Questionado sobre como o projeto atua no contexto de pandemia, momento em que as fake news predominam até nas aldeias, o pastor da Jocum afirma que a igreja realiza um trabalho de conscientização com os povos, comunicando-se na língua indígena sobre “a realidade dos fatos, prevenção, tratamento e cuidados”. Daniel afirma que essas orientações dizem respeito a evitar ir à cidade, usar máscara e cuidados de higiene em geral.

O pastor indica, mesmo sem dizer precisamente, que parte dos missionários já se vacinaram. Apesar de aparentemente não ser um dos grupos que disseminam notícias falsas aos povos indígenas, a reportagem perguntou se Daniel acredita que a vacina contra a Covid-19 é eficaz no tratamento da doença. O pastor limitou-se a dizer: “Depende do corpo e das condições físicas de cada indivíduo. Creio que, para a maioria, a vacina ajudará”.

A conscientização dos povos

Buscando combater esse mal, aumentar a taxa de vacinados e conscientizar cada vez mais os povos indígenas, a CPI-Acre trabalha em conjunto com os Distritos Sanitários Especiais Indígenas (DSEIs). Ambos estão fazendo um trabalho de sensibilização, informação e convencimento, juntamente com as equipes de saúde, com os indígenas e, principalmente, suas lideranças, para que os indígenas que não tomaram ainda a vacina confiem na eficácia dela e aceitem ser vacinados.

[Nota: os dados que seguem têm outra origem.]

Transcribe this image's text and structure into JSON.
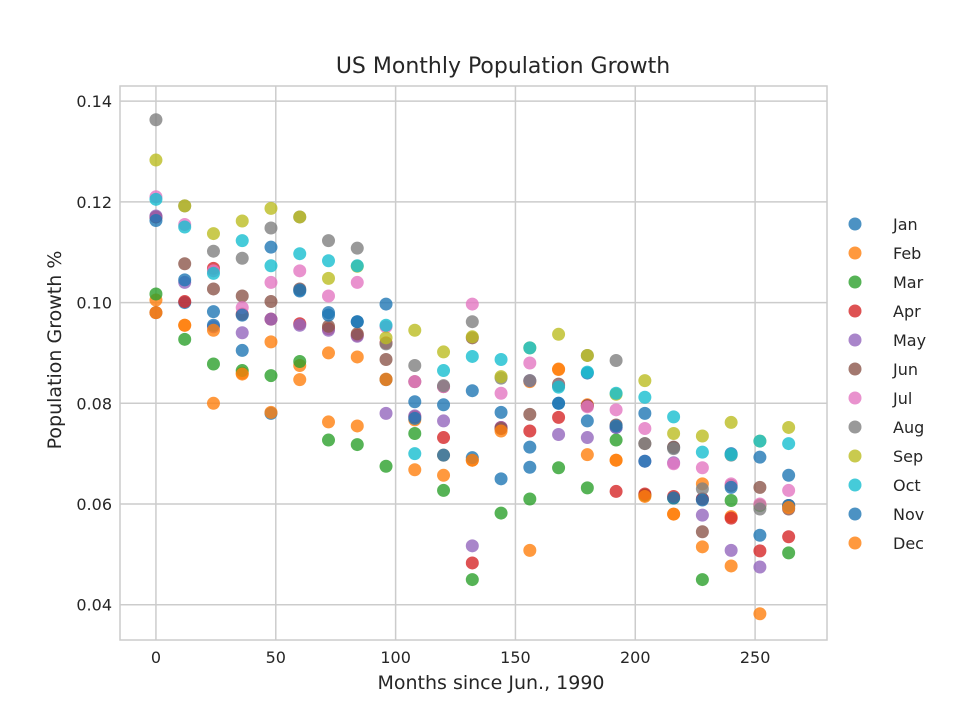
{
  "chart_data": {
    "type": "scatter",
    "title": "US Monthly Population Growth",
    "xlabel": "Months since Jun., 1990",
    "ylabel": "Population Growth %",
    "xlim": [
      -15,
      280
    ],
    "ylim": [
      0.033,
      0.143
    ],
    "xticks": [
      0,
      50,
      100,
      150,
      200,
      250
    ],
    "yticks": [
      0.04,
      0.06,
      0.08,
      0.1,
      0.12,
      0.14
    ],
    "xtick_labels": [
      "0",
      "50",
      "100",
      "150",
      "200",
      "250"
    ],
    "ytick_labels": [
      "0.04",
      "0.06",
      "0.08",
      "0.10",
      "0.12",
      "0.14"
    ],
    "grid": true,
    "legend_position": "right",
    "x": [
      0,
      12,
      24,
      36,
      48,
      60,
      72,
      84,
      96,
      108,
      120,
      132,
      144,
      156,
      168,
      180,
      192,
      204,
      216,
      228,
      240,
      252,
      264
    ],
    "series": [
      {
        "name": "Jan",
        "color": "#1f77b4",
        "values": [
          0.117,
          0.1,
          0.0982,
          0.0905,
          0.111,
          0.1023,
          0.098,
          0.0962,
          0.0997,
          0.0803,
          0.0797,
          0.0825,
          0.0782,
          0.0713,
          0.08,
          0.086,
          0.0752,
          0.078,
          0.0712,
          0.061,
          0.07,
          0.0538,
          0.0657
        ]
      },
      {
        "name": "Feb",
        "color": "#ff7f0e",
        "values": [
          0.1005,
          0.0955,
          0.08,
          0.086,
          0.0922,
          0.0875,
          0.0763,
          0.0755,
          0.0848,
          0.0767,
          0.0697,
          0.0687,
          0.075,
          0.0843,
          0.0867,
          0.0797,
          0.0687,
          0.0617,
          0.058,
          0.064,
          0.0575,
          0.0598,
          0.0597
        ]
      },
      {
        "name": "Mar",
        "color": "#2ca02c",
        "values": [
          0.1017,
          0.0927,
          0.0878,
          0.0865,
          0.0855,
          0.0883,
          0.0727,
          0.0718,
          0.0675,
          0.074,
          0.0627,
          0.045,
          0.0582,
          0.061,
          0.0672,
          0.0632,
          0.0727,
          0.0618,
          0.0612,
          0.045,
          0.0607,
          0.0597,
          0.0503
        ]
      },
      {
        "name": "Apr",
        "color": "#d62728",
        "values": [
          0.117,
          0.1002,
          0.1068,
          0.0977,
          0.0967,
          0.0958,
          0.0948,
          0.0935,
          0.092,
          0.0773,
          0.0732,
          0.0483,
          0.0752,
          0.0745,
          0.0772,
          0.0795,
          0.0625,
          0.062,
          0.0615,
          0.061,
          0.0572,
          0.0507,
          0.0535
        ]
      },
      {
        "name": "May",
        "color": "#9467bd",
        "values": [
          0.1172,
          0.104,
          0.0952,
          0.094,
          0.0967,
          0.0955,
          0.0945,
          0.0933,
          0.078,
          0.0775,
          0.0765,
          0.0517,
          0.0752,
          0.0845,
          0.0738,
          0.0732,
          0.0752,
          0.0685,
          0.0682,
          0.0578,
          0.0508,
          0.0475,
          0.0597
        ]
      },
      {
        "name": "Jun",
        "color": "#8c564b",
        "values": [
          0.098,
          0.1077,
          0.1027,
          0.1013,
          0.1002,
          0.1027,
          0.0953,
          0.0938,
          0.0887,
          0.0843,
          0.0833,
          0.093,
          0.075,
          0.0778,
          0.0838,
          0.0795,
          0.0757,
          0.072,
          0.0713,
          0.0545,
          0.0637,
          0.0633,
          0.059
        ]
      },
      {
        "name": "Jul",
        "color": "#e377c2",
        "values": [
          0.121,
          0.1155,
          0.1063,
          0.099,
          0.104,
          0.1063,
          0.1013,
          0.104,
          0.0952,
          0.0843,
          0.0833,
          0.0997,
          0.082,
          0.088,
          0.0835,
          0.0793,
          0.0787,
          0.075,
          0.068,
          0.0672,
          0.064,
          0.06,
          0.0627
        ]
      },
      {
        "name": "Aug",
        "color": "#7f7f7f",
        "values": [
          0.1363,
          0.1192,
          0.1102,
          0.1088,
          0.1148,
          0.117,
          0.1123,
          0.1108,
          0.0918,
          0.0875,
          0.0835,
          0.0962,
          0.085,
          0.0845,
          0.0835,
          0.0895,
          0.0885,
          0.072,
          0.071,
          0.063,
          0.0697,
          0.059,
          0.0597
        ]
      },
      {
        "name": "Sep",
        "color": "#bcbd22",
        "values": [
          0.1283,
          0.1192,
          0.1137,
          0.1162,
          0.1187,
          0.117,
          0.1048,
          0.1072,
          0.093,
          0.0945,
          0.0902,
          0.0932,
          0.0853,
          0.091,
          0.0937,
          0.0895,
          0.0818,
          0.0845,
          0.074,
          0.0735,
          0.0762,
          0.0725,
          0.0752
        ]
      },
      {
        "name": "Oct",
        "color": "#17becf",
        "values": [
          0.1205,
          0.115,
          0.1058,
          0.1123,
          0.1073,
          0.1097,
          0.1083,
          0.1073,
          0.0955,
          0.07,
          0.0865,
          0.0893,
          0.0887,
          0.091,
          0.0832,
          0.0862,
          0.082,
          0.0812,
          0.0773,
          0.0703,
          0.0698,
          0.0725,
          0.072
        ]
      },
      {
        "name": "Nov",
        "color": "#1f77b4",
        "values": [
          0.1163,
          0.1045,
          0.0955,
          0.0975,
          0.078,
          0.1025,
          0.0975,
          0.0962,
          0.0847,
          0.077,
          0.0697,
          0.0692,
          0.065,
          0.0673,
          0.08,
          0.0765,
          0.0755,
          0.0685,
          0.0612,
          0.0608,
          0.0633,
          0.0693,
          0.0597
        ]
      },
      {
        "name": "Dec",
        "color": "#ff7f0e",
        "values": [
          0.098,
          0.0955,
          0.0945,
          0.0858,
          0.0782,
          0.0847,
          0.09,
          0.0892,
          0.0847,
          0.0668,
          0.0657,
          0.0687,
          0.0745,
          0.0508,
          0.0868,
          0.0698,
          0.0687,
          0.0615,
          0.058,
          0.0515,
          0.0477,
          0.0382,
          0.0593
        ]
      }
    ]
  }
}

cartaz em língua indígena – acervo CPI-Acre

Com destaque especial ao podcast da organização, o “Atenção, Txai!”, Vera aponta para as estratégias da CPI-Acre usadas no combate à desinformação, que possui um plano de comunicação composto por programa de rádio, podcast, cartazes em língua indígena, conversas por redes sociais, radiofonia e telefonemas diários para as terras indígenas, onde alega já ter retorno das terras indígenas com ótimos resultados.

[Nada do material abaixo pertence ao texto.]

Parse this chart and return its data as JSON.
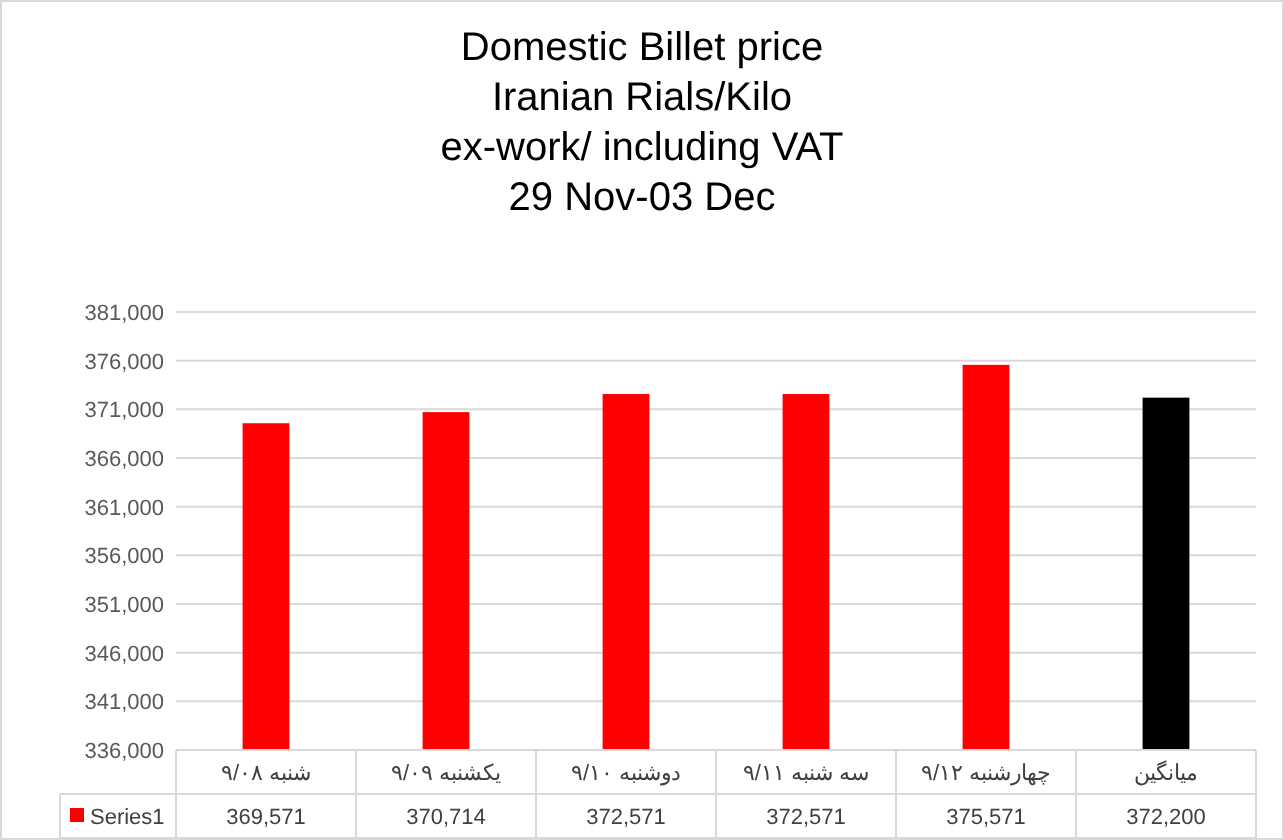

“Temos um amplo plano de comunicação para ajudar os indígenas a aceitarem a vacinação, confiarem na ciência e desfazer o estrago que as fake news e que os evangélicos, em sua maioria, fizeram contra a vacina. Nós já estamos tendo retorno das terras indígenas da Bacia do Juruá, informando que a aceitação cresceu muito”, afirma a secretária executiva da Comissão Pró-Índio do Acre.